With more autonomy on the way for Scottish Labour, Dugdale had an opportunity to put distance between the party she leads and the madness going on at Westminster.

However, she couldn’t help but jump into the swamp and prolong a pointless fight she cannot possibly win.

Her comments to the BBC yesterday further demonstrated her bad tactics. Speaking to Victoria Derbyshire, she offered the unsolicited view that Corbyn should hold shadow cabinet elections.

This was absurd for two reasons. One, how the UK leader selects his top team should not be her concern. Two, she does not even support elections for her own shadow team, a fact that makes her pronouncement even odder.

Party sources believe too much of Dugdale’s thinking, such as supporting shadow cabinet elections, is geared towards helping Ian Murray, the party’s sole MP in Scotland.

Murray is her friend, as well as her eyes and ears at Westminster, but she shouldn’t let support for him distort her party’s overall strategy.

She should, in the words of one senior party figure, let Murray “fight his own battles” and stop being his political bodyguard.

Her begrudging statement may also cause her political problems in Scottish Labour.

She has overwhelming support in her group at Holyrood, but the party’s cranky left was angered by her comments yesterday and her critics are on manoeuvres.

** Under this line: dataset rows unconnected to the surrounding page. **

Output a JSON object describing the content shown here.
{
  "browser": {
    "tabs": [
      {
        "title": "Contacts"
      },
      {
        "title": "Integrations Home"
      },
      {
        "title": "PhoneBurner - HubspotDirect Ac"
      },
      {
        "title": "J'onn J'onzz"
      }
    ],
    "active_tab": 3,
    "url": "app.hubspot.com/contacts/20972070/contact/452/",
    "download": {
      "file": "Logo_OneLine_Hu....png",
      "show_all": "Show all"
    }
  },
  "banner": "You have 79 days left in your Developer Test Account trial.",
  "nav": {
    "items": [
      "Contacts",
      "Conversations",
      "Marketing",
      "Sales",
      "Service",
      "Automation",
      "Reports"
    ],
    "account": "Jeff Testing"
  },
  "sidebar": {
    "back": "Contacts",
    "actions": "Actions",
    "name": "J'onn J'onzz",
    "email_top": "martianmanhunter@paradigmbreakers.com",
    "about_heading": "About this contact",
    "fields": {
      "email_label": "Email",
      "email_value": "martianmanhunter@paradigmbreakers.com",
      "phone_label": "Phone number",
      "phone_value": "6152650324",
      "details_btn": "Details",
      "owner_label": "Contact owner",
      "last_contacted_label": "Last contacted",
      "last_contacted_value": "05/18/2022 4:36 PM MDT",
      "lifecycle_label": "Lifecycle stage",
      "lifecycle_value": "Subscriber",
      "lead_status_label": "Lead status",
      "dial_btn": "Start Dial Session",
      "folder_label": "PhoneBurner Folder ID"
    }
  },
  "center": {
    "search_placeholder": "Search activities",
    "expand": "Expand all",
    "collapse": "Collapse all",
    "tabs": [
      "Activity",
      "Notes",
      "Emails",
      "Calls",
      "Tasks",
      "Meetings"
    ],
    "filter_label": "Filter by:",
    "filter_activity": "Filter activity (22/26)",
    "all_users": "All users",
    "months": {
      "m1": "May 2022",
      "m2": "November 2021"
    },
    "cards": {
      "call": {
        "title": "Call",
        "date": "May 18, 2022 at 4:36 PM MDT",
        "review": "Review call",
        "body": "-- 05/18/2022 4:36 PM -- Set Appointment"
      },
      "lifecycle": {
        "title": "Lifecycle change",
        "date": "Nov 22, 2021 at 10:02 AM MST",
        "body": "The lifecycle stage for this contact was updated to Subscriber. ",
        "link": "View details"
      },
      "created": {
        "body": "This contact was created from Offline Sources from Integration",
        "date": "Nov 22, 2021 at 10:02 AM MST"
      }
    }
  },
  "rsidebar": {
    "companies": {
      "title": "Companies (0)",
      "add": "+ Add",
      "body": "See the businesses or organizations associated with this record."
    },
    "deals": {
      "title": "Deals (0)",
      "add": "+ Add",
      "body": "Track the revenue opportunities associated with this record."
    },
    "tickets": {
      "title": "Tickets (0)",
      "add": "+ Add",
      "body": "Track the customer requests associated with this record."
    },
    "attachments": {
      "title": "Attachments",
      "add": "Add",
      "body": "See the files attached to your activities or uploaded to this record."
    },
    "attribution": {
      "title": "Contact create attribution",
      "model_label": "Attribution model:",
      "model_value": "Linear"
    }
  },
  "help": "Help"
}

On Dugdale’s watch, Scottish Labour came third behind the Tories in May and could easily lose over 100 seats at next year’s local government election. Her political capital was running at half a tank, even before yesterday.

The wider lessons for her are obvious: focus on your obvious strengths as leader; seek better advice from a wider group of people, and stop acting like a bit-player in an increasingly tedious sit-com.